Notwithstanding the close historic ties of State and established Church in England and (albeit in a different mode) Scotland, by which one might reasonably suppose all-but-automatic justification for State support of Christian schools, the cry that faith schools perform mass indoctrination at government behest is shaky to say the least. More than a few people in government (not least the Deputy Prime Minister) are anxious to send their children to top-performing (faith) schools, even if they publicly proclaim themselves (whatever about their spouses) to be atheists. The people at large are, it would seem, more pragmatic about education than is pleasing to the National Secular Society (NSS).
However, the problems presented by schools becoming overly partisan are not of a kind to which government or general public are likely to turn a blind eye, even if they were not in receipt of State funding. Any indoctrination of young minds into harmful sectarianisms must be a matter of public interest in its own right.
The debate hinges on twin issues: ‘discrimination’ by a public institution on the basis of a protected characteristic, namely religion or its absence; and the right of parents to bring up their children in accord with the culture in which they were formed. Secularists argue, once again ignoring the establishment of religion, that since religion must be a private matter the State should not concern itself with supporting religious institutions. The right of parents to educate their own children in the manner they wish has hitherto held sway since it is they who shoulder most of the burden of bringing up the next generation. As long as this continues, and while ‘faith schools’ continue to perform well above the national average, there is good reason to suppose that these institutions will retain support from central government.
The perennial nature of this debate serves to highlight a weakness in the secularist critique of our public life. Its stark dividing of our work, duties, beliefs and practices into categories of ‘Public’ and ‘Private’, between which there is supposedly a solid ‘wall of separation’, fails to account for ordinary life as it is lived by most people. Public duties are naturally matters of private reflection, while our private thoughts and beliefs naturally inform our public conduct. We need conscientious officials to bring private consciences to bear on public matters lest we eviscerate our public institutions of any capacity to act conscientiously. Moreover, the suggestion that there should be a blanket ban on State support of religious education implicitly, but as a necessary consequence, calls for a radical re-think of our public sphere to an extent that the NSS seems unwilling to acknowledge or even to contemplate.

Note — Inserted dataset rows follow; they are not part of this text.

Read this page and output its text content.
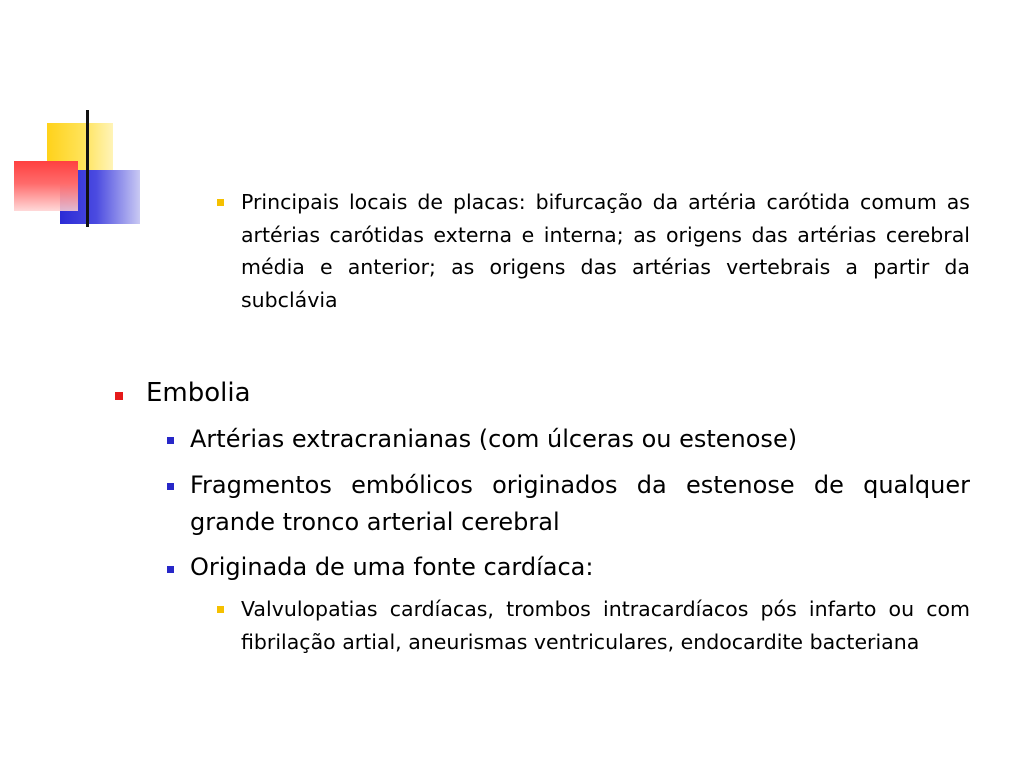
Principais locais de placas: bifurcação da artéria carótida comum as artérias carótidas externa e interna; as origens das artérias cerebral média e anterior; as origens das artérias vertebrais a partir da subclávia

Embolia

Artérias extracranianas (com úlceras ou estenose)

Fragmentos embólicos originados da estenose de qualquer grande tronco arterial cerebral

Originada de uma fonte cardíaca:

Valvulopatias cardíacas, trombos intracardíacos pós infarto ou com fibrilação artial, aneurismas ventriculares, endocardite bacteriana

Experience of religion of some kind has in fact played an important role in the lives of many millions of our people and will continue to do so for the foreseeable future. As more and more people arrive from overseas, from countries that have little experience of our native form of atheistic secularism, it is clear that religion must continue to play a part in our public discourse. But it is also true that our historic capacity for tolerance in public matters will be as necessary as ever before. The pragmatic nature of our institutions in matters of faith and politics has allowed for a stability in our public life that is the envy of many other countries. It is also true that a form of mild native secularism has played its role in creating such tolerance and stability, and we should all support a healthy secularity. Indeed, the country might benefit from what we might provocatively style a more sophisticated secularism: one that might support faith schools at the same time as promoting a healthy and robust discussion of religion and of our shared social values.